Ruslar orayı sağlama aldı ama efor sarf etti.

Ağustos’a dönelim.
ABD, Afganistan’dan çekildiğinde de ortadaki boşluk Rusya’nın enerji sarfını gerektiriyordu.
Rusya’nın Suriye’deki, Libya’daki, Afrika’daki varlığını da aşırı güç harcaması olarak okumak mümkün.

Peki Putin dünkü çocuk mu da, ABD böyle bir tezgah kurduğunda hemen oltaya geliyor?
Elbette Putin çok akıllı bir lider.
Ancak ABD sürekli damarına basıyor.
2014’teki Kiev’deki yönetim değişikliğine Rusya sessiz kalsaydı, Kırım elinden gidecekti, Rusya Karadeniz’e bile çıkamayacaktı.

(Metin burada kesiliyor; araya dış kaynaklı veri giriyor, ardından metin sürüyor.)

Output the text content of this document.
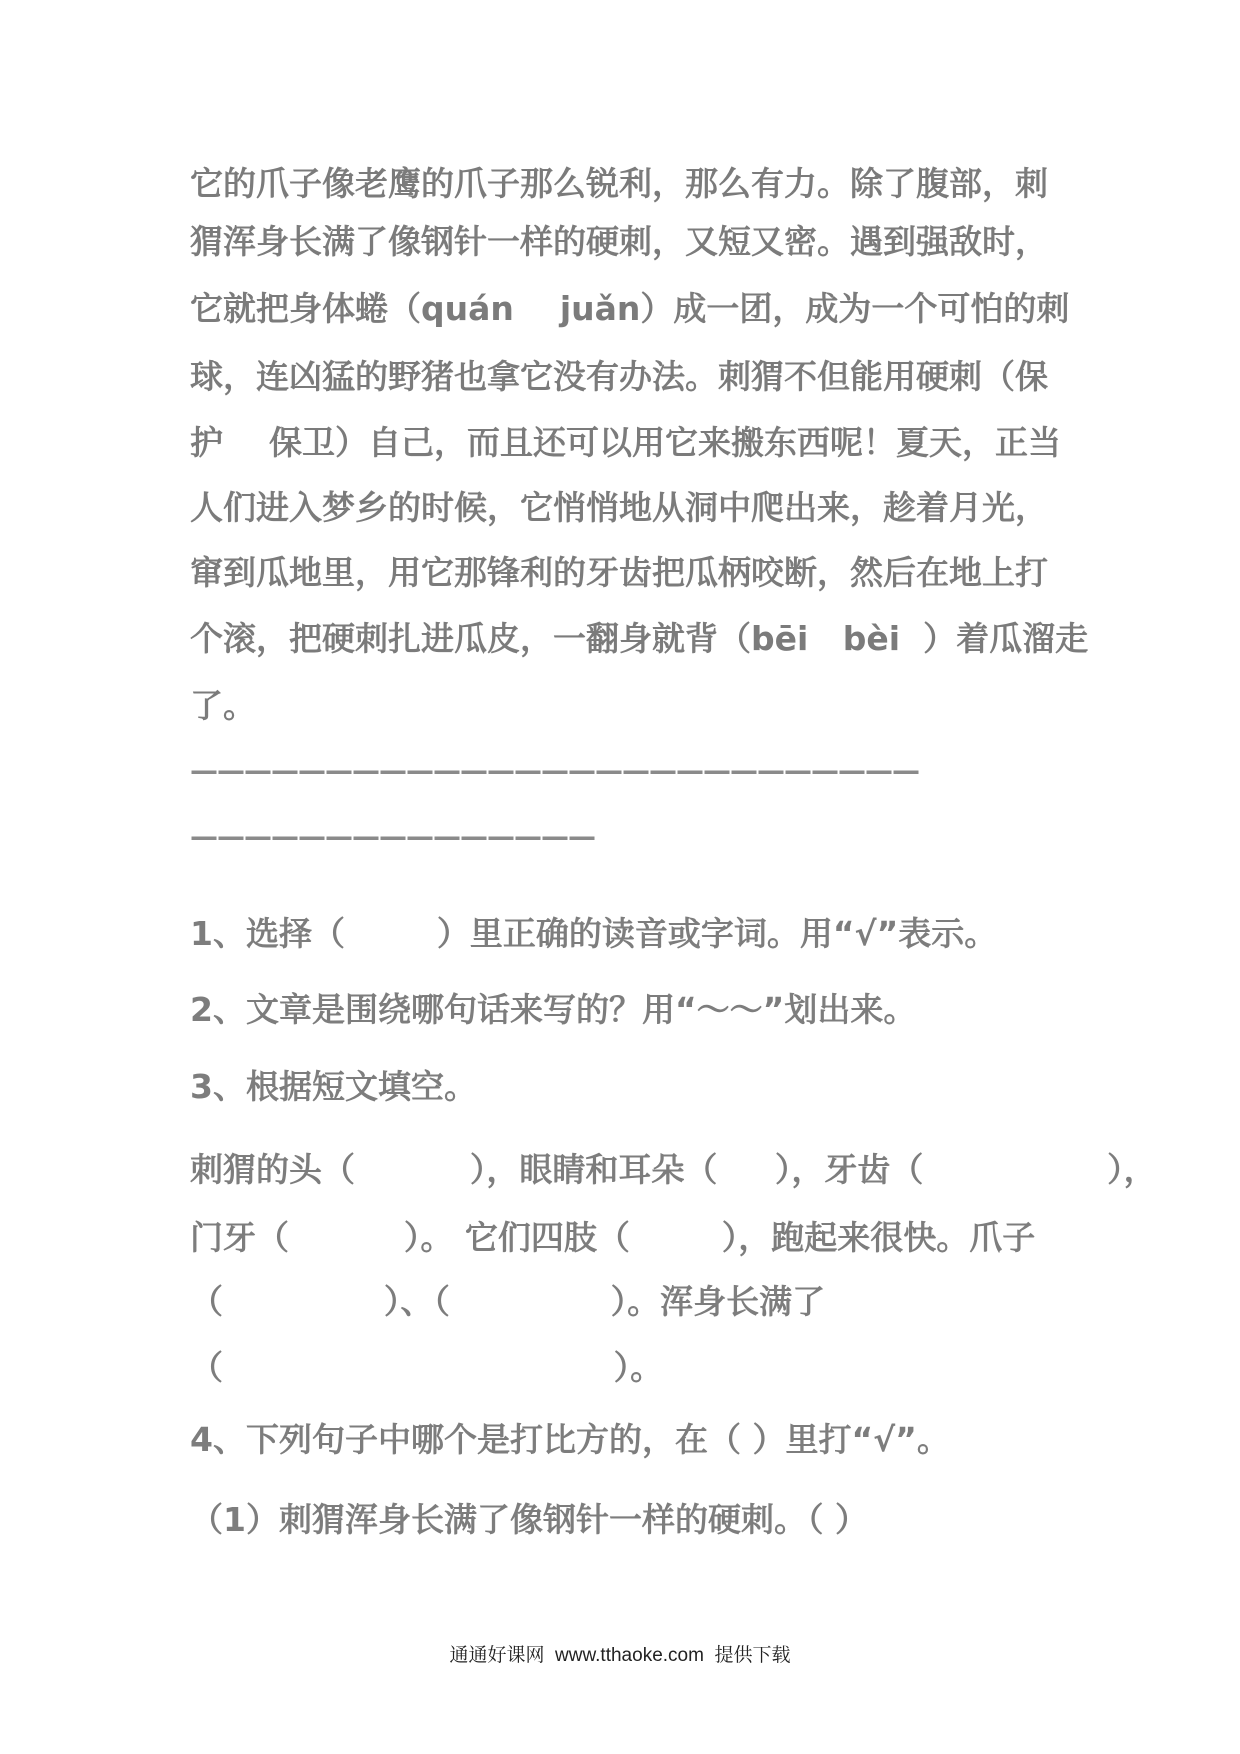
它的爪子像老鹰的爪子那么锐利，那么有力。除了腹部，刺
猬浑身长满了像钢针一样的硬刺，又短又密。遇到强敌时，
它就把身体蜷（quán    juǎn）成一团，成为一个可怕的刺
球，连凶猛的野猪也拿它没有办法。刺猬不但能用硬刺（保
护    保卫）自己，而且还可以用它来搬东西呢！夏天，正当
人们进入梦乡的时候，它悄悄地从洞中爬出来，趁着月光，
窜到瓜地里，用它那锋利的牙齿把瓜柄咬断，然后在地上打
个滚，把硬刺扎进瓜皮，一翻身就背（bēi   bèi  ）着瓜溜走
了。
———————————————————————————
———————————————
1、选择（        ）里正确的读音或字词。用“√”表示。
2、文章是围绕哪句话来写的？用“～～”划出来。
3、根据短文填空。
刺猬的头（          ），眼睛和耳朵（     ），牙齿（                ），
门牙（          ）。 它们四肢（        ），跑起来很快。爪子
（              ）、（              ）。浑身长满了
（                                  ）。
4、下列句子中哪个是打比方的，在（ ）里打“√”。
（1）刺猬浑身长满了像钢针一样的硬刺。（ ）
通通好课网  www.tthaoke.com  提供下载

2011’deki Libya müdahalesi ve Suriye de benzer şekilde.
Batı müdahaleleriyle Rusya’nın Akdeniz’deki varlığı tehdit altına girdi.
Rusya karşı müdahalelere mecbur kaldı, yani enerji sarf etmek zorunda bırakıldı.

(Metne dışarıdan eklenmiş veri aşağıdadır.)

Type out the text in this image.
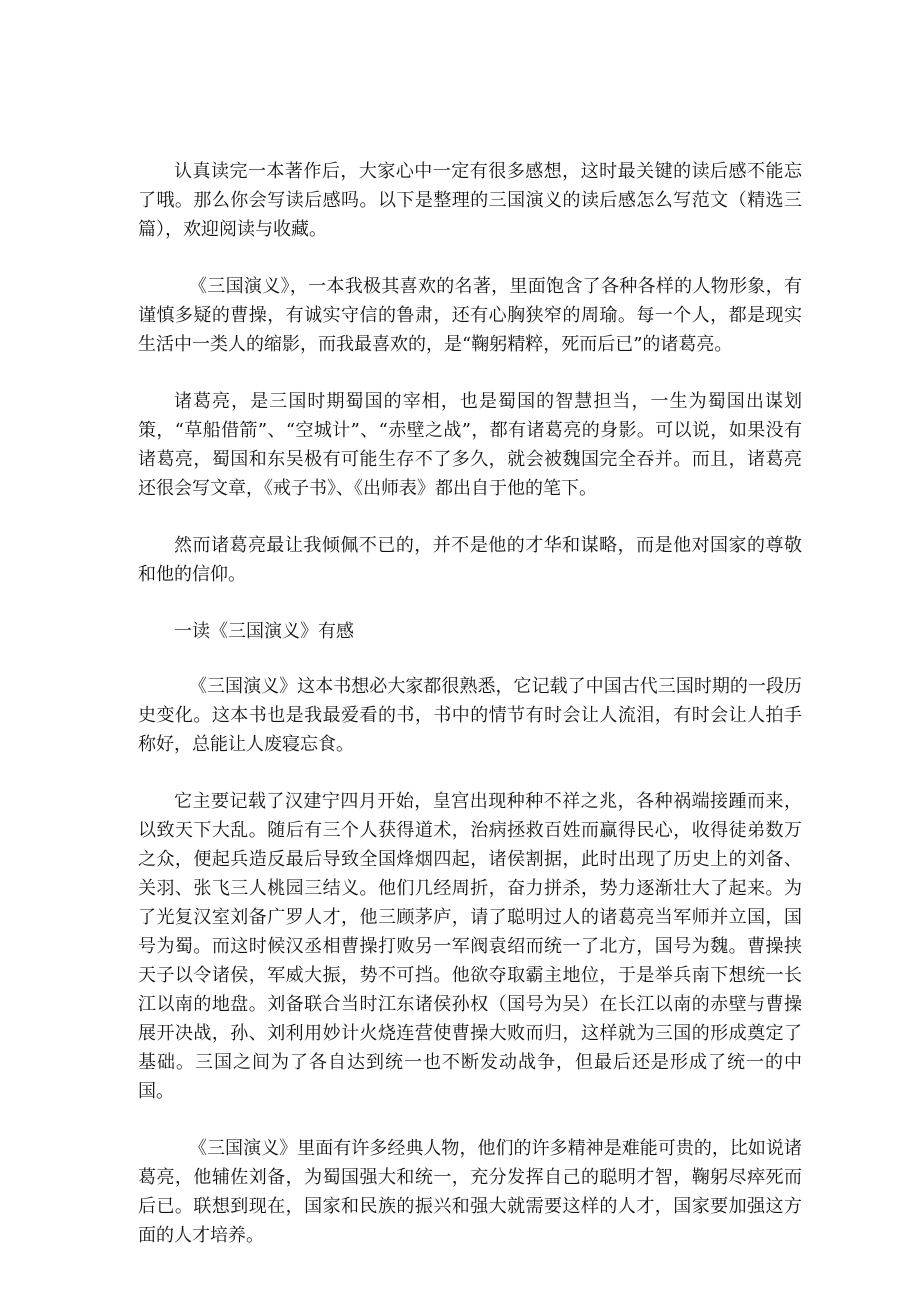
认真读完一本著作后，大家心中一定有很多感想，这时最关键的读后感不能忘了哦。那么你会写读后感吗。以下是整理的三国演义的读后感怎么写范文（精选三篇），欢迎阅读与收藏。

《三国演义》，一本我极其喜欢的名著，里面饱含了各种各样的人物形象，有谨慎多疑的曹操，有诚实守信的鲁肃，还有心胸狭窄的周瑜。每一个人，都是现实生活中一类人的缩影，而我最喜欢的，是“鞠躬精粹，死而后已”的诸葛亮。

诸葛亮，是三国时期蜀国的宰相，也是蜀国的智慧担当，一生为蜀国出谋划策，“草船借箭”、“空城计”、“赤壁之战”，都有诸葛亮的身影。可以说，如果没有诸葛亮，蜀国和东吴极有可能生存不了多久，就会被魏国完全吞并。而且，诸葛亮还很会写文章，《戒子书》、《出师表》都出自于他的笔下。

然而诸葛亮最让我倾佩不已的，并不是他的才华和谋略，而是他对国家的尊敬和他的信仰。

一读《三国演义》有感

《三国演义》这本书想必大家都很熟悉，它记载了中国古代三国时期的一段历史变化。这本书也是我最爱看的书，书中的情节有时会让人流泪，有时会让人拍手称好，总能让人废寝忘食。

它主要记载了汉建宁四月开始，皇宫出现种种不祥之兆，各种祸端接踵而来，以致天下大乱。随后有三个人获得道术，治病拯救百姓而赢得民心，收得徒弟数万之众，便起兵造反最后导致全国烽烟四起，诸侯割据，此时出现了历史上的刘备、关羽、张飞三人桃园三结义。他们几经周折，奋力拼杀，势力逐渐壮大了起来。为了光复汉室刘备广罗人才，他三顾茅庐，请了聪明过人的诸葛亮当军师并立国，国号为蜀。而这时候汉丞相曹操打败另一军阀袁绍而统一了北方，国号为魏。曹操挟天子以令诸侯，军威大振，势不可挡。他欲夺取霸主地位，于是举兵南下想统一长江以南的地盘。刘备联合当时江东诸侯孙权（国号为吴）在长江以南的赤壁与曹操展开决战，孙、刘利用妙计火烧连营使曹操大败而归，这样就为三国的形成奠定了基础。三国之间为了各自达到统一也不断发动战争，但最后还是形成了统一的中国。

《三国演义》里面有许多经典人物，他们的许多精神是难能可贵的，比如说诸葛亮，他辅佐刘备，为蜀国强大和统一，充分发挥自己的聪明才智，鞠躬尽瘁死而后已。联想到现在，国家和民族的振兴和强大就需要这样的人才，国家要加强这方面的人才培养。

Putin Ukrayna krizi sürecinde Pekin Kış Olimpiyatlarının açılışı dolayısıyla Çin’e gitti.
Ancak pek umduğunu bulamadı.
Putin eş bir ortaklık isterken, Çin Rusya’yı fifty-fifty bir ortak olarak görmüyor.
Münih Güvenlik Konferansında Çin Dışişleri Bakanı Wang Yi’nin Ukrayna’nın egemenliğine vurgu yapması, yeni bir soğuk savaşa karşı çıkması da, Pekin’in Rusya’ya tam anlamıyla destek çıkmadığını gösteriyor.

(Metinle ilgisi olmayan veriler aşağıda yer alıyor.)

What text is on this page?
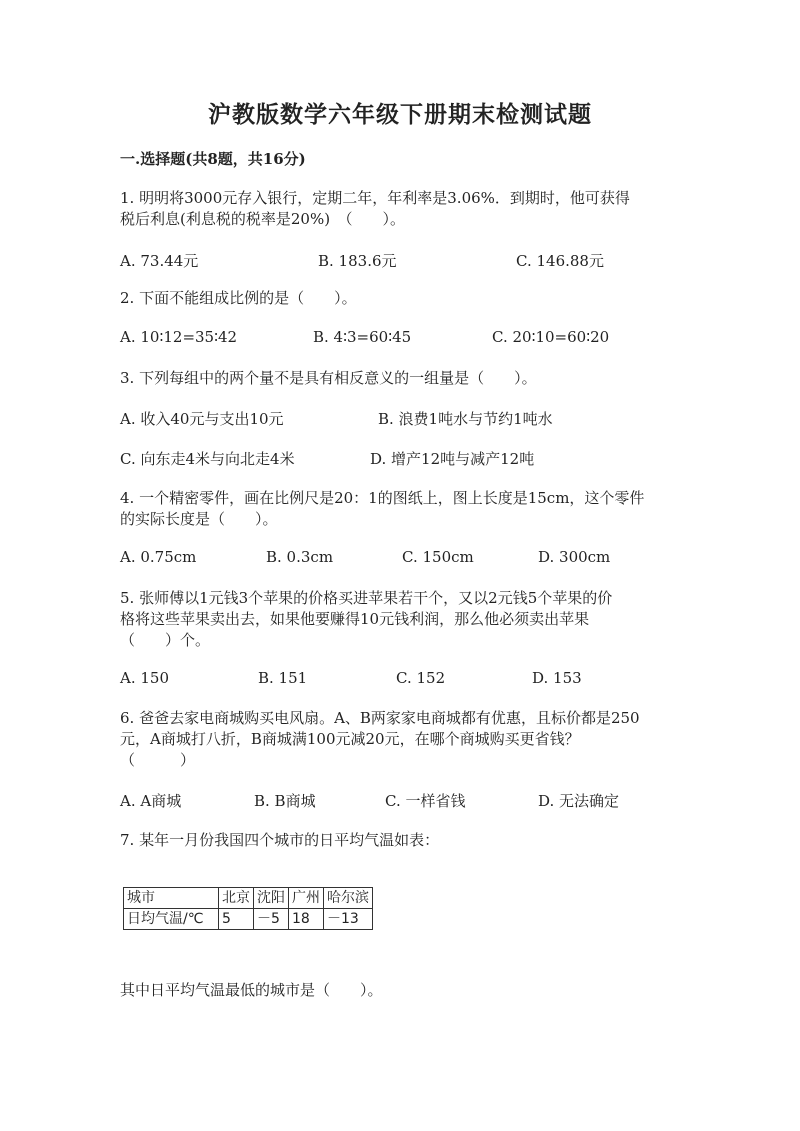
沪教版数学六年级下册期末检测试题
一.选择题(共8题，共16分)
1. 明明将3000元存入银行，定期二年，年利率是3.06%．到期时，他可获得
税后利息(利息税的税率是20%)　（　　）。
A. 73.44元	B. 183.6元	C. 146.88元
2. 下面不能组成比例的是（　　）。
A. 10∶12=35∶42	B. 4∶3=60∶45	C. 20∶10=60∶20
3. 下列每组中的两个量不是具有相反意义的一组量是（　　）。
A. 收入40元与支出10元	B. 浪费1吨水与节约1吨水
C. 向东走4米与向北走4米	D. 增产12吨与减产12吨
4. 一个精密零件，画在比例尺是20：1的图纸上，图上长度是15cm，这个零件
的实际长度是（　　）。
A. 0.75cm	B. 0.3cm	C. 150cm	D. 300cm
5. 张师傅以1元钱3个苹果的价格买进苹果若干个，又以2元钱5个苹果的价
格将这些苹果卖出去，如果他要赚得10元钱利润，那么他必须卖出苹果
（　　）个。
A. 150	B. 151	C. 152	D. 153
6. 爸爸去家电商城购买电风扇。A、B两家家电商城都有优惠，且标价都是250
元，A商城打八折，B商城满100元减20元，在哪个商城购买更省钱？
（　　　）
A. A商城	B. B商城	C. 一样省钱	D. 无法确定
7. 某年一月份我国四个城市的日平均气温如表：
城市	北京	沈阳	广州	哈尔滨
日均气温/℃	5	－5	18	－13
其中日平均气温最低的城市是（　　）。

Buna karşın ABD ne kazandı?
ABD, Rusya’yı çevreleme noktasında önemli mesafe kat etti.
Ukrayna kimsenin umurunda değil.
Rusya’nın Ukrayna ile savaşa girip, kazanması da ABD için Rusya’nın enerjisini test ettiği anlamına gelebilir.
Zira Ukrayna Kafkasya coğrafyası değil. Burada Rus askeri varlığı güçlü olsa da Ukrayna’nın direnmesi halinde uzun süreli bir çatışma ortamı yaşanabilir, Rusya için ikinci bir Afganistan olmasa da ciddi bir yıpratmaya yol açabilir.

ABD Avrupa’yı bir hizada toplamaya çalışıyor ama başaramıyor.
Rusya’nın savaşa girmesi halinde zor da kalacak olanlar Avrupa ülkeleri.
ABD, Avrupa’da da "kim benle kim değil" sorusuna olası bir savaşla yanıt bulacak.

Bugün savaş başlasa da başlamasa da aslında masada hali hazırda devam eden bir savaş var.
Belki satranç tahtasındaki bu mücadele yarın öbür gün büyük bir savaşın güç dengelerini belirliyordur.